« L’intelligence artificielle est toujours potentiellement bêtise artificielle si elle n’est pas mise en débat » – Vincent Puig

Depuis 2007, Cap Digital et l’IRI (Institut de recherche et d’innovation du Centre Pompidou) organisent chaque année et juste avant la trêve des confiseurs, les Entretiens du Nouveau Monde Industriel. A l’approche de cette nouvelle édition, Vincent Puig, directeur exécutif de l’IRI, nous dévoile les dessous de ces nouveaux ENMI au titre prometteur : Bêtise et intelligence artificielles.

Vincent Puig

Vincent Puig, directeur exécutif de l’IRI

 

1 — Pourquoi avoir choisi de placer ces entretiens du nouveau monde industriel sous le signe de la bêtise (et de l’intelligence) artificielles ?

À la suite de la crise des subprimes en 2008 en grande partie causée par un enchaînement de décisions algorithmiques, Alan Greenspan a reconnu devant la commission d’enquête du Sénat américain un forme d’impuissance devant ce qui nous apparaît aujourd’hui comme une gigantesque « bêtise » artificielle. Dans un contexte croissant d’utilisation du traitement massif de données, nous entrons dans l’ère de ce qu’Antoinette Rouvroy a décrit comme la gouvernementalité algorithmique dans tous les domaines : médecine, droit, finance, économie… Si nous avons déjà abordé ces thèmes dans les précédentes éditions des entretiens industriels, c’est tout au long de cette année que nous avons travaillé d’une part sur la question des « boites noires » dans le champ scientifique (projet ANR Epistémè) et d’autre part, dans le cadre du projet européen NextLeap sur la nécessité de concevoir une nouvelle éthique numérique fondée sur la protection des données personnelles s’appuyant sur la cryptographie et sur de nouvelles architectures décentralisées.

2 — Ouvrir les « boites noires », tout le monde en parle… mais concrètement, comment faire ?

C’était l’enjeu de nos entretiens préparatoires.
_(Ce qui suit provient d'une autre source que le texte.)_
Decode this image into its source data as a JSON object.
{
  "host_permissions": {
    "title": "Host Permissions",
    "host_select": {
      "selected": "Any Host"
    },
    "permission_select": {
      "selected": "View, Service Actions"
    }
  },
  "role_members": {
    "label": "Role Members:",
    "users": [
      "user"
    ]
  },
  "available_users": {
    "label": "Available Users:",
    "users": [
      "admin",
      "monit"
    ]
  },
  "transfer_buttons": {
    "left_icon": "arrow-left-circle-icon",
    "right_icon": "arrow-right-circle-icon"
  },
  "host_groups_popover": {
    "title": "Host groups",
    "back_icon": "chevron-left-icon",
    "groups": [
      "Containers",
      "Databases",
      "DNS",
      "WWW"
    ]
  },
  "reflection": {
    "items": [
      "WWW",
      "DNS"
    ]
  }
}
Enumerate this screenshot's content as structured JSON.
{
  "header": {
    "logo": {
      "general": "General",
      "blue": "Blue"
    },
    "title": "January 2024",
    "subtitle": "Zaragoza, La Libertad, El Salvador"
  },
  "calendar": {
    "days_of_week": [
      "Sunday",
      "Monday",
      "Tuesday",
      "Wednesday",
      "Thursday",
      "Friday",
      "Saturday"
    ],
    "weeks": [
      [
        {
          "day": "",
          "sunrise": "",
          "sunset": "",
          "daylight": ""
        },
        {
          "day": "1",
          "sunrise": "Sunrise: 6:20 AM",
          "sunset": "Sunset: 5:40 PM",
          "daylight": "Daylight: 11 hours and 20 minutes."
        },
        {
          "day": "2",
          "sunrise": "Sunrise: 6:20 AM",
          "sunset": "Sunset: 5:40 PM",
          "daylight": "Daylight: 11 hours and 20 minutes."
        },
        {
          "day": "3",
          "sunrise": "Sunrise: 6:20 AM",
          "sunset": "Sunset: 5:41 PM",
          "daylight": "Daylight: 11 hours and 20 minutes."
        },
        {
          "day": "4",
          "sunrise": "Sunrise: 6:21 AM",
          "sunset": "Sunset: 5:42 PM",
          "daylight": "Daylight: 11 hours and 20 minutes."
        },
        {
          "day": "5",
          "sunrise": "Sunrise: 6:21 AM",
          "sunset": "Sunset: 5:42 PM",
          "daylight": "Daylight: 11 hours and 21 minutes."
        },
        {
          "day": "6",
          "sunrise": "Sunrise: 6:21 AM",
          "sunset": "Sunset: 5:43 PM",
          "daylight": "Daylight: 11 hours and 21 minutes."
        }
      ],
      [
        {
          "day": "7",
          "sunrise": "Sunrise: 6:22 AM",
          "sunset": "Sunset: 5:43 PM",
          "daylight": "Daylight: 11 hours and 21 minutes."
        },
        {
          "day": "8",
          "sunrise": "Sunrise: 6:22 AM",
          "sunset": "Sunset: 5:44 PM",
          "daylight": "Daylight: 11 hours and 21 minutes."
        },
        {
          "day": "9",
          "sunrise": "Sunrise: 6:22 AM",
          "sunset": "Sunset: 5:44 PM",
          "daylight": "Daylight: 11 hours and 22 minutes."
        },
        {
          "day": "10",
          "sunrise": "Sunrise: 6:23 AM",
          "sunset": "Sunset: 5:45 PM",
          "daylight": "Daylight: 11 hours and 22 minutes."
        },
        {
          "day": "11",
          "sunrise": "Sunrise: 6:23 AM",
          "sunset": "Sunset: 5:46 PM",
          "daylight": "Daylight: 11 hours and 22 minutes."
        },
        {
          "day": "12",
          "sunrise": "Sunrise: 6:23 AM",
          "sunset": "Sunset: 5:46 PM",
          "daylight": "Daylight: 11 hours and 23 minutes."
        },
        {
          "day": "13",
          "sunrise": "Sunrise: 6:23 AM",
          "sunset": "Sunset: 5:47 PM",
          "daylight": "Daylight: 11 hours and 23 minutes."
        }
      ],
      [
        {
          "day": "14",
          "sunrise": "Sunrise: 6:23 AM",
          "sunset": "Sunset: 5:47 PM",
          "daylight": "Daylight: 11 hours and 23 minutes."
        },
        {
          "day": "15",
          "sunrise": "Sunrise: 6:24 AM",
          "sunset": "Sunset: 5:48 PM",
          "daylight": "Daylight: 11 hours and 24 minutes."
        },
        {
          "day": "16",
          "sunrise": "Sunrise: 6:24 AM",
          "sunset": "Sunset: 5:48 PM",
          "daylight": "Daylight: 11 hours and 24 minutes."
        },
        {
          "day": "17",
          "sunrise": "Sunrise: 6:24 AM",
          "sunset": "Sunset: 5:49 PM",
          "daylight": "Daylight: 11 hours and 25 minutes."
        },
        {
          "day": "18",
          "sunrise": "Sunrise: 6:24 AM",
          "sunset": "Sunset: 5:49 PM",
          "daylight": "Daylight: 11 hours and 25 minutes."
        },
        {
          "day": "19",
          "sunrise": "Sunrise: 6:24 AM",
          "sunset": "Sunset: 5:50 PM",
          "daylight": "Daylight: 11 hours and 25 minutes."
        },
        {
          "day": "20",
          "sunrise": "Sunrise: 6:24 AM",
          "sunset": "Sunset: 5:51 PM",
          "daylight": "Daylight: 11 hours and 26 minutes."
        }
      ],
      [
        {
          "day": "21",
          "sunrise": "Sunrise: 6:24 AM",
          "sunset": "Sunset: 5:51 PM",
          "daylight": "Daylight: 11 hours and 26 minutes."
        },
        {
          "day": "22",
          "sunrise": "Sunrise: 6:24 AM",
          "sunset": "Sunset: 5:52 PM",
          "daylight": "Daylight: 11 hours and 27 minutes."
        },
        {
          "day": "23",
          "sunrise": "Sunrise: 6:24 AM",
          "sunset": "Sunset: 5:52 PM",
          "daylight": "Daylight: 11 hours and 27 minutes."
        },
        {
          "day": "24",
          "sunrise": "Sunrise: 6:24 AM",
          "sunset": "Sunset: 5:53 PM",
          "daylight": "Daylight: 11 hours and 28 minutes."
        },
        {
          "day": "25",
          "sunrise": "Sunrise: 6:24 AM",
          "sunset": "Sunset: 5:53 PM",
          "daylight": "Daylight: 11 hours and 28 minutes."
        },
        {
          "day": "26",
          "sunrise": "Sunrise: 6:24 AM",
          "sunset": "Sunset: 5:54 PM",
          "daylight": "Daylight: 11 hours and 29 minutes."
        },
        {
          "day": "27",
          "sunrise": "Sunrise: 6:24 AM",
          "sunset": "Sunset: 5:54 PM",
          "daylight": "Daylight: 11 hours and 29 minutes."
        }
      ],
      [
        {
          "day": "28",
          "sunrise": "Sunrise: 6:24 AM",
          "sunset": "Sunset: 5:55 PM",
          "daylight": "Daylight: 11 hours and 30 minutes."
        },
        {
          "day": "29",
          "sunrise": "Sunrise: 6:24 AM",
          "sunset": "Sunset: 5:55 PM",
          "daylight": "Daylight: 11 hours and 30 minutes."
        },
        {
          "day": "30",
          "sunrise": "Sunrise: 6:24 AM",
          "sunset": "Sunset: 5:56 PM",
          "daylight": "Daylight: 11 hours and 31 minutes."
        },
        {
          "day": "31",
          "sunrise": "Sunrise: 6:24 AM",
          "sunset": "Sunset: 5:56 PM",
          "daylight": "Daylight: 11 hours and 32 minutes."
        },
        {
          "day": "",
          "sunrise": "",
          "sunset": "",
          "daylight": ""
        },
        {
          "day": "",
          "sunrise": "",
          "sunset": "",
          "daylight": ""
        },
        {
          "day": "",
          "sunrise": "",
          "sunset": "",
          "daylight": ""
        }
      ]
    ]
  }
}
C’est un énorme défi épistémologique pour les scientifiques car leur savoir dépend directement de leurs instruments numériques. C’est une nouvelle opportunité pour les entreprises et start-up travaillant sur le big data de ne pas se limiter à la production de nouvelles boites noires mais au contraire d’opérer un travail de design de la donnée et de data literacy : documenter, interfacer, visualiser, annoter, interpréter, faire de la pédagogie, mettre en débat. C’est enfin pour tous les citoyens la nécessité de se « capaciter », en comprenant mieux ce qui est fait de leurs données et en les protégeant, en ouvrant les boites noires, en les mettant au service de processus de délibération.

3 — Comment vont se dérouler ces ENMI2017 ?

Comme à notre habitude depuis 10 ans, nous poserons les fondements théoriques de l’intelligence artificielle en l’occurrence mathématiques et philosophiques en abordant la délicate et complexe question de l’entropie à l’œuvre au niveau planétaire dans les désordres climatiques – encore dénoncés il y a quelques jours par 15.000 chercheurs -, mais également dans le champ de l’information. Benjamin Bratton, auteur d’un ouvrage majeur qui fait précisément le lien en ces deux dimensions sera notre invité cette année.

4 — Au-delà de ces deux jours de colloques, que fait l’IRI sur cette thématique ?

L’intelligence artificielle est toujours potentiellement bêtise artificielle si elle n’est pas mise en débat, et si elle vise exclusivement nos comportements individuels plutôt que la production collective de savoirs. L’enjeu est donc politique. Ce sera l’enjeu de notre dernière session où nous présenterons des projets et des expérimentations en lien avec des secteurs économiques ou des territoires tel que celui de Plaine Commune où l’IRI est engagé.

Infos pratiques

Le 19 et 20 décembre 2017 dans la Grande Salle du Centre Georges Pompidou.